One of the primary goals for Non-Governmental Organisations (NGOs) and humanitarian relief associations is delivering the right supplies at the right time to the right locations – all in order to save lives and help communities in need.
As such, NGOs often face logistics challenges that differ from the issues faced by larger companies with well-established supply chains. Smaller NGOs are dependent on donations and often find it difficult to predict the exact amounts of inventory they will receive, how they will store the eventual surplus and at what cost.
Next to uncertain supply comes uncertain demand, as the need of humanitarian efforts continues to be unpredictable. And once the supply and demand are aligned and storage is ensured, the humanitarian relief needs to be shipped to the destination in need – which brings new challenges of its own.
Larger organisations have established processes and partnerships, but smaller NGOs rarely have easy access to logistics companies due to their unpredictable and low volumes.
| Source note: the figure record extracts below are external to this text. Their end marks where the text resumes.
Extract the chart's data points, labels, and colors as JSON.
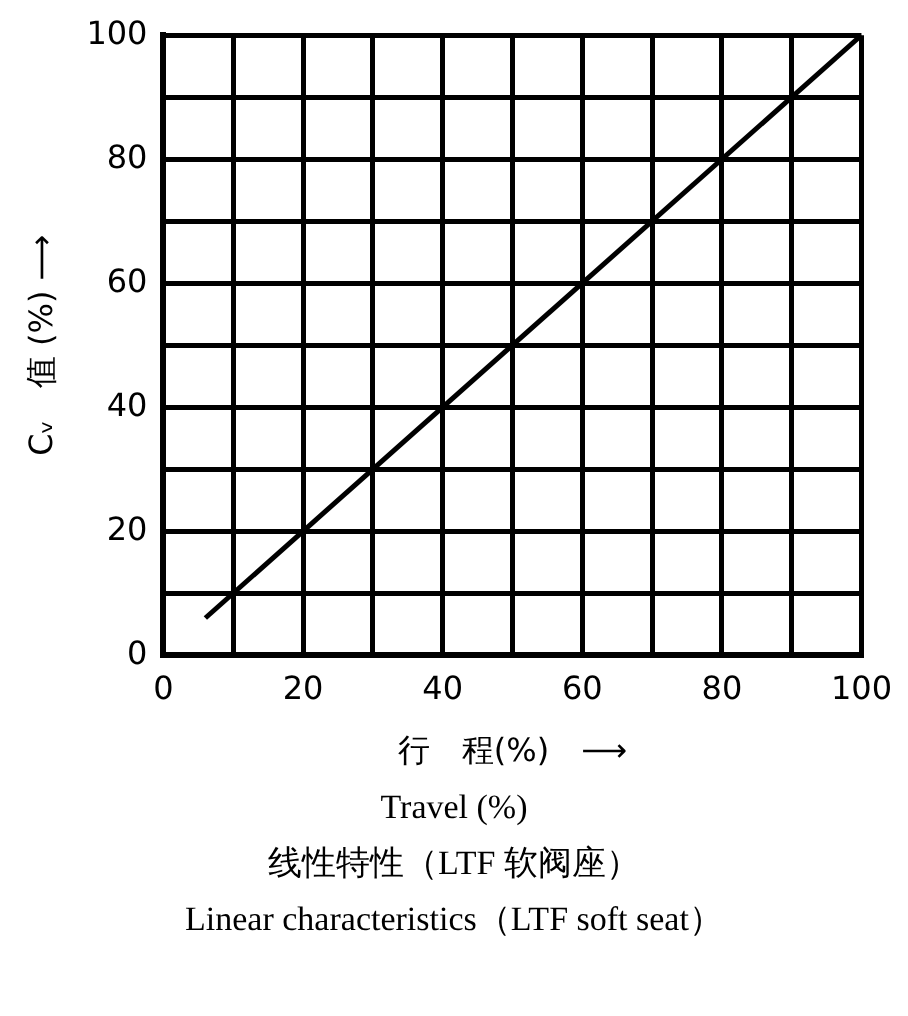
{
  "chart_data": {
    "type": "line",
    "x": [
      6,
      100
    ],
    "series": [
      {
        "color": "#000000",
        "values": [
          6,
          100
        ]
      }
    ],
    "xlabel": "行　程(%)　⟶",
    "ylabel": "Cᵥ　值 (%) ⟶",
    "xlim": [
      0,
      100
    ],
    "ylim": [
      0,
      100
    ],
    "xticks": [
      0,
      {
        "value": 10,
        "label": null
      },
      20,
      {
        "value": 30,
        "label": null
      },
      40,
      {
        "value": 50,
        "label": null
      },
      60,
      {
        "value": 70,
        "label": null
      },
      80,
      {
        "value": 90,
        "label": null
      },
      100
    ],
    "yticks": [
      0,
      {
        "value": 10,
        "label": null
      },
      20,
      {
        "value": 30,
        "label": null
      },
      40,
      {
        "value": 50,
        "label": null
      },
      60,
      {
        "value": 70,
        "label": null
      },
      80,
      {
        "value": 90,
        "label": null
      },
      100
    ],
    "grid": true,
    "legend": false,
    "marker": "none",
    "line_style": "solid",
    "annotations": [
      "Travel (%)",
      "线性特性（LTF  软阀座）",
      "Linear characteristics（LTF soft seat）"
    ]
  }
}
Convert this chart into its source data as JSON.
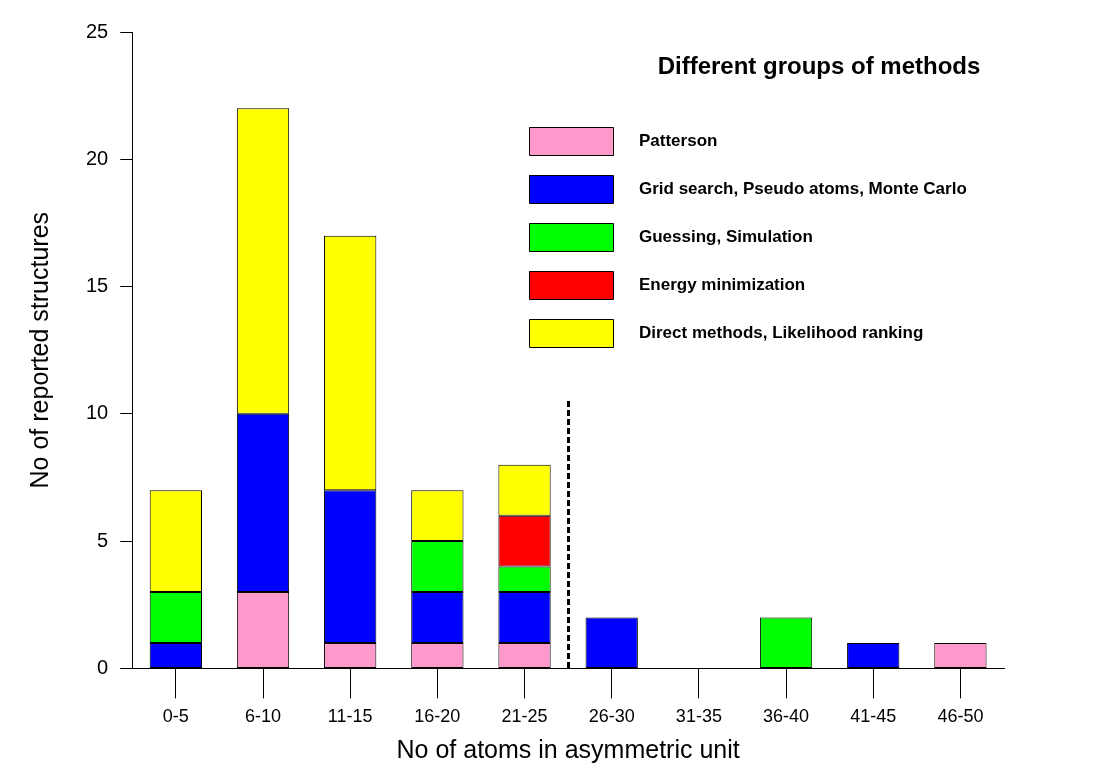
{
  "chart_data": {
    "type": "bar",
    "stacked": true,
    "xlabel": "No of atoms in asymmetric unit",
    "ylabel": "No of reported structures",
    "legend_title": "Different groups of methods",
    "legend": "top right",
    "grid": false,
    "categories": [
      "0-5",
      "6-10",
      "11-15",
      "16-20",
      "21-25",
      "26-30",
      "31-35",
      "36-40",
      "41-45",
      "46-50"
    ],
    "ylim": [
      0,
      25
    ],
    "yticks": [
      0,
      5,
      10,
      15,
      20,
      25
    ],
    "series": [
      {
        "name": "Patterson",
        "color": "#ff99cc",
        "values": [
          0,
          3,
          1,
          1,
          1,
          0,
          0,
          0,
          0,
          1
        ]
      },
      {
        "name": "Grid search, Pseudo atoms, Monte Carlo",
        "color": "#0000ff",
        "values": [
          1,
          7,
          6,
          2,
          2,
          2,
          0,
          0,
          1,
          0
        ]
      },
      {
        "name": "Guessing, Simulation",
        "color": "#00ff00",
        "values": [
          2,
          0,
          0,
          2,
          1,
          0,
          0,
          2,
          0,
          0
        ]
      },
      {
        "name": "Energy minimization",
        "color": "#ff0000",
        "values": [
          0,
          0,
          0,
          0,
          2,
          0,
          0,
          0,
          0,
          0
        ]
      },
      {
        "name": "Direct methods, Likelihood ranking",
        "color": "#ffff00",
        "values": [
          4,
          12,
          10,
          2,
          2,
          0,
          0,
          0,
          0,
          0
        ]
      }
    ]
  }
}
A lack of freight options and external support can result in companies failing and therefore being unable to support communities in need, which Maersk is working hard to alleviate.
Case in point: medical mission to Cameroon
One such local organisation in Spain is the Andalusian Association for Sanitary Cooperation, which coordinates medical missions and supports communities in Cameroon.
The organisation collects donations of medical equipment and protective supplies before sending to Cameroon where they’re needed most. There, they are joined by doctors from Spain who provide essential surgeries and education to local doctors.
For the mission to be successful, it is essential that cargo is delivered on time and when volunteers are at the location. Getting everything coordinated and lined up proved a major challenge for the association on a recent mission, as it seemed shipping providers had no available vessel space for their cargo at the right time.
Reaching out to the Maersk team in Algeciras, the Association was able to get support through the booking process, as well as containers, vessel space, equipment, documentation and cargo discharge at the final destination.
Our team in Algeciras worked with the local volunteers on arranging empty containers and documentation required for the medical supplies and ensuring the cargo was ready for shipment. Once the cargo was on board, the team on the vessel kept a close eye on it through the transhipment and final delivery before discharging to the warehouse in Douala.
This year’s mission marked the second year in a row that Maersk has supported the Andalusian Association for Sanitary Cooperation, and our teams look forward to doing so in the future in line with our purpose and ESG strategy.
The challenges of small NGOs are extensive, and to live our purpose of improving life for all by integrating the world, our teams are finding ways to become more visible to the humanitarian relief associations in need and hope to share more concrete steps soon.